Disdukcapil Buleleng Genjot Aktivasi IKD, Perkuat Akses Masyarakat ke Layanan Perlinsos Digital

SHARE
Sebanyak 117 ribu lebih warga telah mengaktifkan Identitas Kependudukan Digital. Disdukcapil terus melakukan jemput bola ke desa-desa untuk mempercepat transformasi layanan berbasis digital.

BULELENG – Dinas Kependudukan dan Pencatatan Sipil (Disdukcapil) Kabupaten Buleleng terus mengintensifkan aktivasi Identitas Kependudukan Digital (IKD) sebagai bagian dari dukungan terhadap transformasi layanan publik berbasis digital, termasuk implementasi Program Perlindungan Sosial (Perlinsos) yang tengah dikembangkan pemerintah pusat.

Berdasarkan data terbaru, hingga awal Juli 2026 sebanyak 117.103 penduduk Kabupaten Buleleng telah mengaktifkan IKD. Jumlah tersebut setara dengan 19,05 persen dari total 614.815 warga yang telah melakukan perekaman KTP elektronik.

Kepala Disdukcapil Kabupaten Buleleng, Made Juartawan, menjelaskan bahwa fungsi IKD tidak hanya sebagai identitas kependudukan dalam format digital, tetapi juga menjadi bagian penting dalam sistem verifikasi berbasis pengenalan wajah (face recognition) yang digunakan pada berbagai layanan pemerintahan.

“Dengan pencocokan wajah, pemerintah dapat memastikan bahwa pemohon adalah pemilik NIK yang sah, sudah melakukan perekaman KTP elektronik, dan dipastikan bukan orang lain. Ini juga memastikan data penduduk tetap tunggal dan valid,” ujar Juartawan, Rabu (1/7).

Ia menambahkan, kepemilikan IKD akan menjadi salah satu penunjang utama dalam penggunaan aplikasi Perlinsos. Melalui aplikasi tersebut, masyarakat dapat mengajukan bantuan sosial secara mandiri menggunakan telepon seluler tanpa perlu melalui perantara.

“Kalau masyarakat sudah punya IKD, mereka bisa mengajukan bantuan secara mandiri melalui aplikasi Perlinsos. Nantinya sistem yang akan menentukan apakah yang bersangkutan memenuhi syarat atau tidak untuk menerima bantuan,” jelasnya.

Menurut Juartawan, sistem Perlinsos nantinya akan terintegrasi dengan berbagai basis data pemerintah sehingga proses verifikasi calon penerima bantuan dapat dilakukan secara lebih akurat, transparan, dan tepat sasaran. Integrasi data tersebut menjadi bagian dari upaya pemerintah dalam memperkuat penyaluran bantuan sosial melalui pemanfaatan teknologi digital.

Sementara itu, masyarakat yang belum mengaktifkan IKD tetap dapat mengakses layanan pengajuan bantuan melalui pendamping atau agen Perlinsos. Dalam proses tersebut, agen akan membantu melakukan verifikasi identitas melalui pengambilan data wajah sebagai bagian dari mekanisme validasi.

Untuk mempercepat capaian aktivasi IKD, Disdukcapil Kabupaten Buleleng terus menjalankan program jemput bola ke berbagai desa dan kelurahan.
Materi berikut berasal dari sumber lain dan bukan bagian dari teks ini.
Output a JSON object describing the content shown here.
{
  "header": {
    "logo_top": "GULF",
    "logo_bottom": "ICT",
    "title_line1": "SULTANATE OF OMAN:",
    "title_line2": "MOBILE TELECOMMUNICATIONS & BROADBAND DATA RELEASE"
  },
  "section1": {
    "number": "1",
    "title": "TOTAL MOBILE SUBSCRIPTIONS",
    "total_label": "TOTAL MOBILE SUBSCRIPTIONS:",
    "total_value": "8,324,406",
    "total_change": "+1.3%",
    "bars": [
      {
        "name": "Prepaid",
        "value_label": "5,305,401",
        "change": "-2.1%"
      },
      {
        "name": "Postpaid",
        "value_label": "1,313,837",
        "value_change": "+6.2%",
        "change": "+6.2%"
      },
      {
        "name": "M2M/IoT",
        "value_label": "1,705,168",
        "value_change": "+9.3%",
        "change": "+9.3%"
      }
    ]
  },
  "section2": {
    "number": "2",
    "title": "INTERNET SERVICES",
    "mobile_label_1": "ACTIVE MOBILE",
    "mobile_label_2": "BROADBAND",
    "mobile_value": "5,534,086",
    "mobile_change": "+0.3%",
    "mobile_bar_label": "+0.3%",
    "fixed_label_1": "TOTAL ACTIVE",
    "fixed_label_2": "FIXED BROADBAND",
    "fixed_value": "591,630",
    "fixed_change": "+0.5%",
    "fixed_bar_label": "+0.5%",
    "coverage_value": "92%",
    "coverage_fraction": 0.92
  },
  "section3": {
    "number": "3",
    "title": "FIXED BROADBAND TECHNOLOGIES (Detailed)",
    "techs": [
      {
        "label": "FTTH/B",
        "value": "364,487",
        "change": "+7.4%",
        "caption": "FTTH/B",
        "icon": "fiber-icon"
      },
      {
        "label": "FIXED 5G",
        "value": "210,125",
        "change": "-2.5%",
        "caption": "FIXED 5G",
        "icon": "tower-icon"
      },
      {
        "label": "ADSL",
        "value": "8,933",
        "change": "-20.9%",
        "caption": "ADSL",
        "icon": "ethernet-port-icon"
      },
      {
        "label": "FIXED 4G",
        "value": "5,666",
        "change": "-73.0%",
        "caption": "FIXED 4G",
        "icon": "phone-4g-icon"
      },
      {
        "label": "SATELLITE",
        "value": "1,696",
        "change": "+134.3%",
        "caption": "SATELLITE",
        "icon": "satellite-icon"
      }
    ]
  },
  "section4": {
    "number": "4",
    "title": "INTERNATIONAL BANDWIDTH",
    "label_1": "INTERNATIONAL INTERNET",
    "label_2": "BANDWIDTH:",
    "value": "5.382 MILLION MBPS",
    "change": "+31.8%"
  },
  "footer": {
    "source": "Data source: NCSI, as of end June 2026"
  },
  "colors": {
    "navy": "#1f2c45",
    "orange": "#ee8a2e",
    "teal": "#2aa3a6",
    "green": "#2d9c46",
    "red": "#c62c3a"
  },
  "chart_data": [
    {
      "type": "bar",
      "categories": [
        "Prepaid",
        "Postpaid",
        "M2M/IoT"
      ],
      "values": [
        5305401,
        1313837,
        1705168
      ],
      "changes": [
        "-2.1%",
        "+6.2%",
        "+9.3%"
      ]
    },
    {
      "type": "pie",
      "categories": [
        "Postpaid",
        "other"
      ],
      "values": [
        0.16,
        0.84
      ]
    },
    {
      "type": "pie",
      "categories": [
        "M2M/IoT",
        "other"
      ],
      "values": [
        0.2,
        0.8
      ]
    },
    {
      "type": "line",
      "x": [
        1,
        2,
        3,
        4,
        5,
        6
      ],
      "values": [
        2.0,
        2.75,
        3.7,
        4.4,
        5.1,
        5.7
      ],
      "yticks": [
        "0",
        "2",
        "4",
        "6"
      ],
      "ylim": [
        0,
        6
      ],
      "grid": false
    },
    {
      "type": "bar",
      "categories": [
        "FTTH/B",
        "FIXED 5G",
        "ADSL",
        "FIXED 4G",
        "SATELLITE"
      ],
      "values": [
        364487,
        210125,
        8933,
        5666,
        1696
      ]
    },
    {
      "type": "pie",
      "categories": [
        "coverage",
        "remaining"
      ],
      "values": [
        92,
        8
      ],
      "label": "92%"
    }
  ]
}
Kegiatan ini dilaksanakan bekerja sama dengan pemerintah desa, perbekel, serta lurah agar masyarakat dapat langsung melakukan aktivasi identitas digital di wilayah masing-masing.

“Kami terus turun ke desa-desa untuk mempercepat aktivasi IKD. Dukungan dari perbekel dan lurah sangat membantu agar masyarakat semakin memahami pentingnya memiliki identitas kependudukan digital,” kata Juartawan.

Melalui berbagai upaya tersebut, Disdukcapil Buleleng berharap jumlah pengguna IKD terus meningkat sehingga masyarakat semakin mudah mengakses layanan pemerintahan secara digital, sekaligus mendukung pelaksanaan program perlindungan sosial yang memanfaatkan data kependudukan yang terintegrasi, akurat, dan terpercaya.